Nokia views knowledge management as an important Human Resource issue. It is the vehicle by which they impart the companies values, not only in Finland, but all over the world. Their program is based around the company's "Well-Being Programme".  The process begins with:

  • KM - Core Competencies: Nokia must have mastery of certain technologies, judged to be company level core competencies. What core skills are needed currently to support these competencies? For the future? What have we actually got?  Where is it?  What do we need to train? Who, when, how?  Job profiles are created and specific skills that people need are identified. What is sustainable in the company?
  • KM - Values: Respect of the individual.  An obligation to act responsibly and with care. Encourage people to acquire new knowledge for their own self-esteem and for the good of the company. The act of knowledge sharing is part of everybody's job. Continuous process of learning and unlearning.
  • KM - Career Maps and Development Paths to Skill Sets: empowering people to upskill and move around the company. Employees are able to see what skills and qualifications are required for which jobs, and to compare with themselves. They know what they need to achieve and where/how they can get training to advance themselves, sponsored by the company.
  • KM - Life style communications - networking, story telling, socialising
  • KM - Ideas Factory
  • KM - Company Yellow Pages
  • KM - Acquisitions: whatever the skills and experience of the company, if the values and ethics of the company are not similar to the Nokia culture, they will not acquire the company.

Nokia fundamentally believes that people have knowledge not systems.

Based on an interview with Lynn Rutter, Corporate Communications Director, Nokia

Just as television is more than a radio with pictures, knowledge management is more than a collection of databases and knowledge sharing.  Knowledge management solutions must take a leap beyond documentation, applied learning, new software and collecting information from various domain experts.  Technology alone cannot guarantee success in the knowledge economy. Even the best technologies will not necessarily ensure the creativity and innovation which is necessary for organisations to develop a competitive edge. Unless people meet, trust decays. So, knowledge managers should focus their efforts on the natural, dynamic way that knowledge is managed in communities of practice.

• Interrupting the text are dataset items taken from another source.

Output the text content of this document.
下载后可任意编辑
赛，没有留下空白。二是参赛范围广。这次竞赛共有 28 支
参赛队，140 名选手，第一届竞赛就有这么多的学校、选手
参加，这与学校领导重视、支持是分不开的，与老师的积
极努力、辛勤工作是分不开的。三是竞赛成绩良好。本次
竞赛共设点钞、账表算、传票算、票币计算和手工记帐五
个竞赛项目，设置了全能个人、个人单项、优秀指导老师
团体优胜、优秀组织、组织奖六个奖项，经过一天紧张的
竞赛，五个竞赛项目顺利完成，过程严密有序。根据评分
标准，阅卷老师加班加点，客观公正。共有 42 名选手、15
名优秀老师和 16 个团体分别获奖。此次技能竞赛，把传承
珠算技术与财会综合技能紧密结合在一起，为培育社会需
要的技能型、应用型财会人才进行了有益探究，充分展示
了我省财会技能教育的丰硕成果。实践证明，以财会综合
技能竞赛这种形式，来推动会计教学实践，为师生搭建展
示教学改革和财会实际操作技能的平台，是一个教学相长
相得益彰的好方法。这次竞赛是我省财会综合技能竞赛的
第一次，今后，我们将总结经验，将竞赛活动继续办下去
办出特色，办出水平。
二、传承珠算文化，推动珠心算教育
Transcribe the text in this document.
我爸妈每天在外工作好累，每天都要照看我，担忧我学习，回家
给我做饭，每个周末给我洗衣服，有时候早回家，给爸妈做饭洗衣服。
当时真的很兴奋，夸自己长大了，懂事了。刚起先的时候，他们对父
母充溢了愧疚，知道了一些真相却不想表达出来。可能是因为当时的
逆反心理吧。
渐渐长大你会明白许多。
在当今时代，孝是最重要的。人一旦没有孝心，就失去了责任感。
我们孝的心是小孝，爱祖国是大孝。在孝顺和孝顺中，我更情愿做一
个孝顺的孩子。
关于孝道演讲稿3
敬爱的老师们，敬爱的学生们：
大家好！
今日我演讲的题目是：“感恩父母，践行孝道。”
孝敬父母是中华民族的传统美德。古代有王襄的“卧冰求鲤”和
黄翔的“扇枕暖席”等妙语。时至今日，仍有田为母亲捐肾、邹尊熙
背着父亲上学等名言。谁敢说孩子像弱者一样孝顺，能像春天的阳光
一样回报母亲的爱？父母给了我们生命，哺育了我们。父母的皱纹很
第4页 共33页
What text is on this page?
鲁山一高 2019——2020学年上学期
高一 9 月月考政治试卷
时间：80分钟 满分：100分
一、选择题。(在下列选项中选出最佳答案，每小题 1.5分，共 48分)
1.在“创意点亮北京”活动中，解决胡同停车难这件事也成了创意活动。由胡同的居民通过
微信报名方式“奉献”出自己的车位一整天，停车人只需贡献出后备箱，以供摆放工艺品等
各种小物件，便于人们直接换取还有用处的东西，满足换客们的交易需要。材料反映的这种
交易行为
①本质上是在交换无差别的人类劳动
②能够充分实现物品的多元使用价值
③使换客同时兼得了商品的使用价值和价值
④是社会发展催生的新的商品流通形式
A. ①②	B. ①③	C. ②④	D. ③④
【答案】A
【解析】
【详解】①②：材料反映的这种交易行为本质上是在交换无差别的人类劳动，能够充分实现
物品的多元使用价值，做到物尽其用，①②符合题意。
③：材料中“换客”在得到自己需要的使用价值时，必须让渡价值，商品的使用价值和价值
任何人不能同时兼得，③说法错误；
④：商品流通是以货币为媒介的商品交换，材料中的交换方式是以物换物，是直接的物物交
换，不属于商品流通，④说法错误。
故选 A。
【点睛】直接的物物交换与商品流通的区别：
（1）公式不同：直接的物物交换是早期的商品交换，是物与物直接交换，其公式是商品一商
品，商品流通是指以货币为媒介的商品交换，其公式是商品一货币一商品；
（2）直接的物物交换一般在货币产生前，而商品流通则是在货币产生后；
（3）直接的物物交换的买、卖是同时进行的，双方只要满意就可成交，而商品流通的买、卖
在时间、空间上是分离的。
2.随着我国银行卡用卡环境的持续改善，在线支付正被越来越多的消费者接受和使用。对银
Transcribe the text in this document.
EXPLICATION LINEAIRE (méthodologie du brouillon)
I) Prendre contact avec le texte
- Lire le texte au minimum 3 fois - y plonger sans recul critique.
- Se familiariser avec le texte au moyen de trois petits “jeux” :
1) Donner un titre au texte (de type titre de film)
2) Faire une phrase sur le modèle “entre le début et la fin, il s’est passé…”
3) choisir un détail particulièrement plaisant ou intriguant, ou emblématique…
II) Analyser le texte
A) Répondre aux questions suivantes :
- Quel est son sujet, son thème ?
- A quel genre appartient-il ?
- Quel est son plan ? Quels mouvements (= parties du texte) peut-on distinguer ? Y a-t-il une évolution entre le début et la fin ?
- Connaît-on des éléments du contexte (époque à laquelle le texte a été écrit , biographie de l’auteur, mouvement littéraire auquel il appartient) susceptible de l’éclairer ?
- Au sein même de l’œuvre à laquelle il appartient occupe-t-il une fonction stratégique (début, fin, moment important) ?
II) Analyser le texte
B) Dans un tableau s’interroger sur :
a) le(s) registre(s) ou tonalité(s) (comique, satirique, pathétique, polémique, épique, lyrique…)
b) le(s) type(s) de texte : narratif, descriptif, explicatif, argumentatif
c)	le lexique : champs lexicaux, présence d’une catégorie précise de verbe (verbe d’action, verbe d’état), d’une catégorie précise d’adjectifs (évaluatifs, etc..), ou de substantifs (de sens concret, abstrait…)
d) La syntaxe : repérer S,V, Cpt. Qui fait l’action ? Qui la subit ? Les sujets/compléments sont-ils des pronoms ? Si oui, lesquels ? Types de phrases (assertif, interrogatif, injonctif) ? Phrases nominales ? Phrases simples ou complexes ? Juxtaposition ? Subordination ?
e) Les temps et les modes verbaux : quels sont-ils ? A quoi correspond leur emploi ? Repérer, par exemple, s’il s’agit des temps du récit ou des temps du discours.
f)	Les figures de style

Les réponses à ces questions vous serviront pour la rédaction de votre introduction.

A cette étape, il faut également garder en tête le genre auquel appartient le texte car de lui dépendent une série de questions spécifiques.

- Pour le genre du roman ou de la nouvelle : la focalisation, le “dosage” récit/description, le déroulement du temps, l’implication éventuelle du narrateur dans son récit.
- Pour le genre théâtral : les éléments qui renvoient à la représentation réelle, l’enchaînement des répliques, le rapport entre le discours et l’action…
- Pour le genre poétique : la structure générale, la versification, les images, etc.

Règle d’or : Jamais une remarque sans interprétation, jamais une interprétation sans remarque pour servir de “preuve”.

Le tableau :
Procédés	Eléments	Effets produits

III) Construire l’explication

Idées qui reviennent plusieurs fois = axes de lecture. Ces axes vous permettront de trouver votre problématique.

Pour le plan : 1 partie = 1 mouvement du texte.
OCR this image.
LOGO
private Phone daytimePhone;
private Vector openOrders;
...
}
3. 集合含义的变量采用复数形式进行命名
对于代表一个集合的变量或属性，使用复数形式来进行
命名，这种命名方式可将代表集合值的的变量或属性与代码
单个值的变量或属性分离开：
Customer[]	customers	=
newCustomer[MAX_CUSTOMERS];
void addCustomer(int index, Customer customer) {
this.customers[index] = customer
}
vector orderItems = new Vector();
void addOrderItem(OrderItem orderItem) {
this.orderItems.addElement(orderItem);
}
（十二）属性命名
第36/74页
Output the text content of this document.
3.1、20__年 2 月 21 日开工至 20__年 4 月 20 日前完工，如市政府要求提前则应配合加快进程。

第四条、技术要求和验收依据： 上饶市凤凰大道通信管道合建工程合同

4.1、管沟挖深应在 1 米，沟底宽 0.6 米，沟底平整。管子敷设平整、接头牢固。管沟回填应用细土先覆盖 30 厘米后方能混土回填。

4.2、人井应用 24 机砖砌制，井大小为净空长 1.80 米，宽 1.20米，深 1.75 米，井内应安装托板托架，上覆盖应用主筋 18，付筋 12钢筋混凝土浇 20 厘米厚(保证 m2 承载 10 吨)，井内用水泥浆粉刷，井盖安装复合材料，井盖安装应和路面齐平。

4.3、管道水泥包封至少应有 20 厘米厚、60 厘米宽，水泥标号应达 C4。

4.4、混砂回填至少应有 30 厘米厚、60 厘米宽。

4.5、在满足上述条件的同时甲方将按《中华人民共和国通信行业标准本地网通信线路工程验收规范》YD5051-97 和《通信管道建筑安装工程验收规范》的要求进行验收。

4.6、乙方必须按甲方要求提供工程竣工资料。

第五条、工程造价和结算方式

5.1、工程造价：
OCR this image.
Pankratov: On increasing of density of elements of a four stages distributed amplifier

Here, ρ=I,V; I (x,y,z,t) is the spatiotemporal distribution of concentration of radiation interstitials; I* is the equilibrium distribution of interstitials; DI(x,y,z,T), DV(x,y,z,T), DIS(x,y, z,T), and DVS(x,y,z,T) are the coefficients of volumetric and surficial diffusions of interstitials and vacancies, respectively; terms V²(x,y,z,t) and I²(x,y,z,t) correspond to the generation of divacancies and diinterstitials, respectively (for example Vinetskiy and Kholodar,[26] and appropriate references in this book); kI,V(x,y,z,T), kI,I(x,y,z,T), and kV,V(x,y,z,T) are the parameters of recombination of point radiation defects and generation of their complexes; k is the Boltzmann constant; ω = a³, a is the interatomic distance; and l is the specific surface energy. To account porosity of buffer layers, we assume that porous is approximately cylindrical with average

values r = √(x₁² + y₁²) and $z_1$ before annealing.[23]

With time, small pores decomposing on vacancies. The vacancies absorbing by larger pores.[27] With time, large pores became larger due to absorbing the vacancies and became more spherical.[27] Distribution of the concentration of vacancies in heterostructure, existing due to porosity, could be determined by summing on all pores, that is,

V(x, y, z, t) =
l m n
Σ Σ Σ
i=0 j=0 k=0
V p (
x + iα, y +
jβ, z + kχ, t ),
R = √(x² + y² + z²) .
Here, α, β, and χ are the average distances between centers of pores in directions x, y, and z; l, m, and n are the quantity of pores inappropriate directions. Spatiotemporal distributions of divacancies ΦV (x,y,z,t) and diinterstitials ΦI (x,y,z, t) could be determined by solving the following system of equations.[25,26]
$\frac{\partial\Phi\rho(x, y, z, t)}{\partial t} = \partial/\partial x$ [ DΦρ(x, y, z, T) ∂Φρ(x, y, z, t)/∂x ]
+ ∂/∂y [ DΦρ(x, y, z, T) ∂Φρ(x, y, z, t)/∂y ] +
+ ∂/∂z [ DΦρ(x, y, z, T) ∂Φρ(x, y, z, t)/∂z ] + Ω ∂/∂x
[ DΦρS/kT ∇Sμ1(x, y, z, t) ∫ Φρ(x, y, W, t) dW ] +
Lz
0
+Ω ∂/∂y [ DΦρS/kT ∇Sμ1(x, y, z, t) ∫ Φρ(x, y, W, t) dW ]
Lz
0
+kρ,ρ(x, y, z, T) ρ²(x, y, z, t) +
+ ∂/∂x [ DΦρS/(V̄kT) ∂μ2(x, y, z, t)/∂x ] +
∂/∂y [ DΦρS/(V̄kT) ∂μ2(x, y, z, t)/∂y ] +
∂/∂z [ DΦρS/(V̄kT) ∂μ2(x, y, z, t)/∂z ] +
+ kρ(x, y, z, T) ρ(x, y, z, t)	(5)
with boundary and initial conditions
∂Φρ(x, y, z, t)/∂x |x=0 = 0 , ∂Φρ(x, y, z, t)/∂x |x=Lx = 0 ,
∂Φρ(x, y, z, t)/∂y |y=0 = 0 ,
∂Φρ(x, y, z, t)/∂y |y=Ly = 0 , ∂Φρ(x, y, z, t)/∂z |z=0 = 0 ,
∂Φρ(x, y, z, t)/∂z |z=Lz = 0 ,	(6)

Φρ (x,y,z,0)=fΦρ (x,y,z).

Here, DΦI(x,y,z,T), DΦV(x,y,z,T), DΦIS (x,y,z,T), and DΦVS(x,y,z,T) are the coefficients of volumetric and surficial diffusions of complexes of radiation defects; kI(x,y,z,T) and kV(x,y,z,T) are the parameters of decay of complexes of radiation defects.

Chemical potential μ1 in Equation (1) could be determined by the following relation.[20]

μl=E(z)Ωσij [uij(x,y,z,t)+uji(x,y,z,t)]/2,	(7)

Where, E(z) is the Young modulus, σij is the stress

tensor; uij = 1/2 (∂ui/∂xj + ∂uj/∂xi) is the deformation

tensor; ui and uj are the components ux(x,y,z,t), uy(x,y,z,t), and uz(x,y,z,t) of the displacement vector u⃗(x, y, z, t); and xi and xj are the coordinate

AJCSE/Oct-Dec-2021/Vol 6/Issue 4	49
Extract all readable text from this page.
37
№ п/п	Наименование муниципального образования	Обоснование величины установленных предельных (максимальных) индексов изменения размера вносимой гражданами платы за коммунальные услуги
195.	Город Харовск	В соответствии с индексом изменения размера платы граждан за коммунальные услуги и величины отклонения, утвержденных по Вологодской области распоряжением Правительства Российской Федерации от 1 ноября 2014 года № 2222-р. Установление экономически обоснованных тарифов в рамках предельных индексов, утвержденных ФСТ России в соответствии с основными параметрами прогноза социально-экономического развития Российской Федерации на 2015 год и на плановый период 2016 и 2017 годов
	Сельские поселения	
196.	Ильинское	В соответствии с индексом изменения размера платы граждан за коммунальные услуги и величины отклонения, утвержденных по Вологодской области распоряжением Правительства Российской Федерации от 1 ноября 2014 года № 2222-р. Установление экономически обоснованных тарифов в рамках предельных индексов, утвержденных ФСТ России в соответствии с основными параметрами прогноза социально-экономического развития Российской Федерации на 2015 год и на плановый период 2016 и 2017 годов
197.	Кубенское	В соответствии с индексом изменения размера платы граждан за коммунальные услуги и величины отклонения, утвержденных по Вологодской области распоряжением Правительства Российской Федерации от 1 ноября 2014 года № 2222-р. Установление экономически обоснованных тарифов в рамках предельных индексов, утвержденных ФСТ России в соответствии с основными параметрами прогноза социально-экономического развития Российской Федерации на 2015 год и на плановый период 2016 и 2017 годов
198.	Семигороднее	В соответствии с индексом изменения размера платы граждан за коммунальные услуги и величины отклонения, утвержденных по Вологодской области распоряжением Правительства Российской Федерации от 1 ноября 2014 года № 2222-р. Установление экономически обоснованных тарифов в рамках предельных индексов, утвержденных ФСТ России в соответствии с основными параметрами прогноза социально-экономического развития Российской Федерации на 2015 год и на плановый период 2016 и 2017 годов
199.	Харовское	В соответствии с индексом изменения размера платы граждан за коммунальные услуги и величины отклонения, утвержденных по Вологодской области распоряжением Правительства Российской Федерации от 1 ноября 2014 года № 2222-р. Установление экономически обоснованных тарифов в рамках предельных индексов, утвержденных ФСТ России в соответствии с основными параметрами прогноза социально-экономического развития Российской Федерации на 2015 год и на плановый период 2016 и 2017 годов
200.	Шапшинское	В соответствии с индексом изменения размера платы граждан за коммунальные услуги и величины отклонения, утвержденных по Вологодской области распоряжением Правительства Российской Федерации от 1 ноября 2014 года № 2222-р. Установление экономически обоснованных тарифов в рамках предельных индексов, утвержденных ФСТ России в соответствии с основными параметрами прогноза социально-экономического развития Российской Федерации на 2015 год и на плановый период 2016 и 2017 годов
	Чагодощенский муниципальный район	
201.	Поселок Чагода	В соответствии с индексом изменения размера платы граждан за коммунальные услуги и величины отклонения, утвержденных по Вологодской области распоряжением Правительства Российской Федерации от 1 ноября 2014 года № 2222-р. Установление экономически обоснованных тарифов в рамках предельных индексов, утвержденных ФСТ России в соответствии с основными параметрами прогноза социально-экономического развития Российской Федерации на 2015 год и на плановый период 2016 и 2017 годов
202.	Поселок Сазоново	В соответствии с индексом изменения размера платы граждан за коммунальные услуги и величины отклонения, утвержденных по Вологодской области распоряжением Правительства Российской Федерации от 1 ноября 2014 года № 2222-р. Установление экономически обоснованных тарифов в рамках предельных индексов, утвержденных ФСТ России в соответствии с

Larry Prusak, director of IBM's Institute for Knowledge Management, believes the biggest enemy of successful KM is the wrong choice of metaphors. The two worst choices are seeing the organisation as a machine and knowledge as a thing to be measured. "You can't quantify knowledge any more than love or trust!" he says.

Knowledge management is an attitude not a process. Clearly the time has come for human resource managers to embrace the concept of knowledge management in its broadest sense. It cannot be a separate function characterised by a separate KM department or a KM process. It has more to do with anthropology than technology. It is the coming together of people, systems and processes which creates the fizz and the bubbles, the innovation and the added-value in an organisation. It is enabled by technology but subservient to culture.  Knowledge management is about managing the fizz and ensuring the bubbles don't evaporate. Now is the time for "People Knowledge Management" to come of Age!  But, as Larry Prusak warns, "There's still a danger that the technologists will swamp us and KM will become a technological subject -which it isn't."

How Firms are encouraging creativity and knowledge sharing

  • British Airways have created indoor 'street cafes' within their new Waterside complex
  • A London advertising agency has bought an indoor lawn complete with swing and positioned these in the middle of the office
  • A Finnish software house has built a fireplace in the office with 'cosy' chairs around it
  • A Swedish furniture manufacturer holds 'product think tanks' in the sauna.